Lecture 10 - Renal Regulation of Potassium, Phosphate, and Calcium Homeostasis Flashcards
Where is K+ found in the body?
- RBCs
- Muscle
- Liver
- Bone
How is K+ excreted?
Both urine (95%) and stool (5%)
Normal K+ kidney excretion rate?
90-95 mEq/day
Describe the pathway of K+ ingestion.
100 mEq/day => 5-10 mEq excreted in feces => rest is absorbed by the GIT (90 mEq) => 65 mEq left in ECF => either excreted in urine or stored in cells
Effect of increase in plasma K+?
Cell depolarization
What 3 hormones regulate the storage of K+ in cells?
- Insulin
- EPI
- Aldosterone
What 6 factors regulate the excretion/reabsorption of K+ by the kidneys?
- Plasma [K+]
- ADH
- Aldosterone
- Tubular flow rate
- Acid-base status
- Na+ intake
How is filtered K+ reabsorbed/secreted in the kidney?
- PCT: paracellular transport mostly, and also a little via primary active transport
- Thick ascending limb of the loop of Henle: very unique carrier (does not utilize energy) on the lumenal surface: 1Na+/1K+/2Cl- all pumped in due to drive of sodium gradient
COLLECTING DUCT:
3a. Principal cell of the collecting duct allows K+ to be secreted through: (1) lumenal channel and (2) lumenal K+/Cl- carrier (not active) - both after K+ has been brought in through the Na+/K+-ATPase on basolateral membrane
3b. Alpha-intercalated cell of the collecting duct allows K+ reabsorption via K+ primary active transport: simple K+ pump (then diffuses out basolateral membrane into blood)
What % of K+ filtered load is reabsorbed by the PCT and thick ascending limb of the loop of Henle? What does this mean?
90%
Means that by this point, if daily intake is normal, only 60 mmol of K+ are left (Fk=600 mmol/day), and since 90-95 mmol are excreted a day, K+ will need to be secreted by the rest of the nephron
BUT if daily intake is lower than normal, K+ might need to be reabsorbed
What is the filtered load?
= Filtration rate
How does aldosterone affect K+ homeostasis?
Stimulates K+ secretion at the collecting duct
How does dietary K+ intake affect K+ homeostasis?
Increase plasma [K+] => stimulation of cells of the adrenal cortex => increase aldosterone secretion => increase K+ secretion => increase K+ excretion
AND
Increase plasma [K+] => increase intracellular [K+] in collecting duct cells => increase K+ secretion => increase K+ excretion
How does tubular flow rate affect K+ homeostasis? What to note?
Flow rate increases in collecting duct => at higher luminal flow rates, the same amount of K+ secretion will be diluted by the larger volume such that the rise in luminal K+ concentration will be less => increased concentration gradient between blood and tubular fluid => increase K+ secretion => increase K+ excretion
To note: this effect is accentuated when dietary K+ is high and does not happen when dietary K+ is low
How do diuretics affect K+ homeostasis? Clinical implication?

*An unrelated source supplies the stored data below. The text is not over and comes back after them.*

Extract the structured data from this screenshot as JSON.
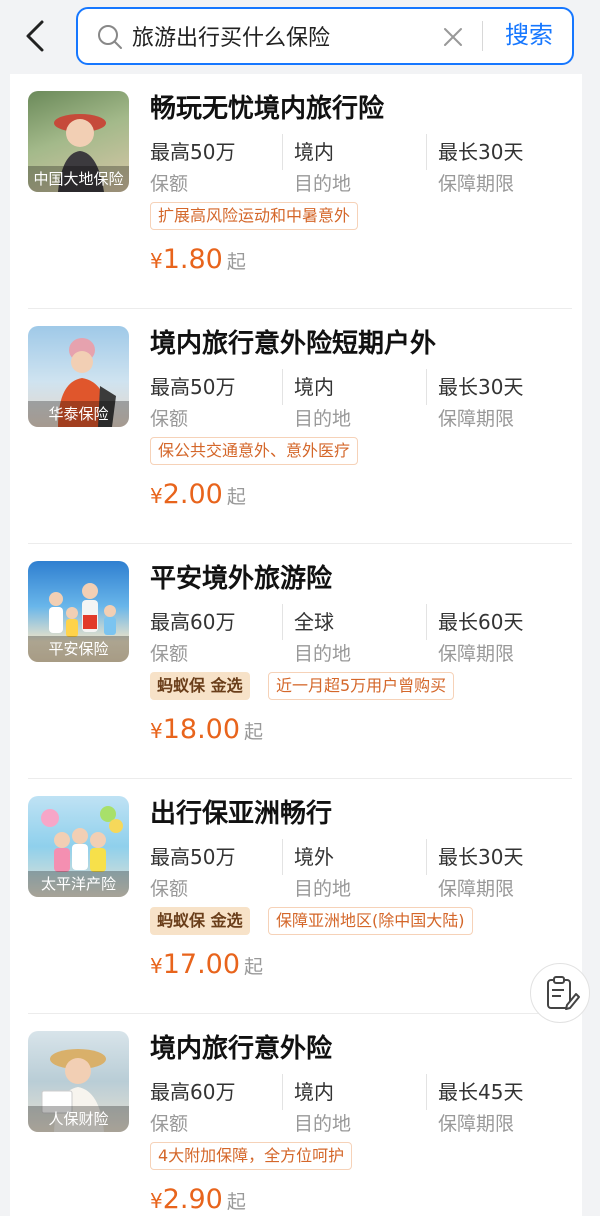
{
  "search": {
    "query": "旅游出行买什么保险",
    "button_label": "搜索"
  },
  "products": [
    {
      "title": "畅玩无忧境内旅行险",
      "insurer": "中国大地保险",
      "coverage_value": "最高50万",
      "coverage_label": "保额",
      "destination_value": "境内",
      "destination_label": "目的地",
      "period_value": "最长30天",
      "period_label": "保障期限",
      "badge": "",
      "tag": "扩展高风险运动和中暑意外",
      "currency": "¥",
      "price": "1.80",
      "price_suffix": "起"
    },
    {
      "title": "境内旅行意外险短期户外",
      "insurer": "华泰保险",
      "coverage_value": "最高50万",
      "coverage_label": "保额",
      "destination_value": "境内",
      "destination_label": "目的地",
      "period_value": "最长30天",
      "period_label": "保障期限",
      "badge": "",
      "tag": "保公共交通意外、意外医疗",
      "currency": "¥",
      "price": "2.00",
      "price_suffix": "起"
    },
    {
      "title": "平安境外旅游险",
      "insurer": "平安保险",
      "coverage_value": "最高60万",
      "coverage_label": "保额",
      "destination_value": "全球",
      "destination_label": "目的地",
      "period_value": "最长60天",
      "period_label": "保障期限",
      "badge": "蚂蚁保 金选",
      "tag": "近一月超5万用户曾购买",
      "currency": "¥",
      "price": "18.00",
      "price_suffix": "起"
    },
    {
      "title": "出行保亚洲畅行",
      "insurer": "太平洋产险",
      "coverage_value": "最高50万",
      "coverage_label": "保额",
      "destination_value": "境外",
      "destination_label": "目的地",
      "period_value": "最长30天",
      "period_label": "保障期限",
      "badge": "蚂蚁保 金选",
      "tag": "保障亚洲地区(除中国大陆)",
      "currency": "¥",
      "price": "17.00",
      "price_suffix": "起"
    },
    {
      "title": "境内旅行意外险",
      "insurer": "人保财险",
      "coverage_value": "最高60万",
      "coverage_label": "保额",
      "destination_value": "境内",
      "destination_label": "目的地",
      "period_value": "最长45天",
      "period_label": "保障期限",
      "badge": "",
      "tag": "4大附加保障，全方位呵护",
      "currency": "¥",
      "price": "2.90",
      "price_suffix": "起"
    }
  ],
  "icons": {
    "back": "chevron-left-icon",
    "search": "search-icon",
    "clear": "close-icon",
    "float": "clipboard-edit-icon"
  },
  "colors": {
    "accent": "#1677ff",
    "price": "#e8641c",
    "tag_border": "#f6d2b8",
    "badge_bg": "#f7e2c8"
  }
}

Inhibition of NaCl/H2O reabsorption in proximal tubule and loop of Henle => increase rate of fluid delivery to distal tubule => increase in cell:lumen gradient for K+ diffusion => increase K+ secretion + inhibition of K+ reabsorption by diuretics in thick ascending limb => increase K+ excretion => can lead to K+ DEPLETION
Patients on diuretics need to increase their dietary K+ intake to avoid depletion (although some diuretics block the K+ channels in the distal tubule to inhibit secretion)
How does acid-base status affect K+ homeostasis? Explain in detail.
- Acidosis decreases the rate of K+ secretion (metabolic more so than respiratory): excess plasma H+ => H+ enters cells to be buffered => either Na+ or K+ needs to exit to compensate => cells have a lot of K+ => intracellular [K+] decreases => collecting duct gradient decreases => decrease K+ secretion
- Alkalosis increases the rate of K+ secretion (metabolic more so than respiratory): deficit in plasma H+ => H+ comes out of cells => K+ enters cells => intracellular [K+] increases => collecting duct gradient increases => increase K+ secretion
Effect of metabolic alkalosis + respiratory acidosis on K+ secretion?
Mild increase
How does Na+ intake affect K+ homeostasis?
Increase Na+ intake => increase in ECF volume => increase in distal tubule flow rate => increase in K+ secretion => increase in K+ excretion
Under normal K+ intake, is homeostasis maintained by regulating secretion or excretion?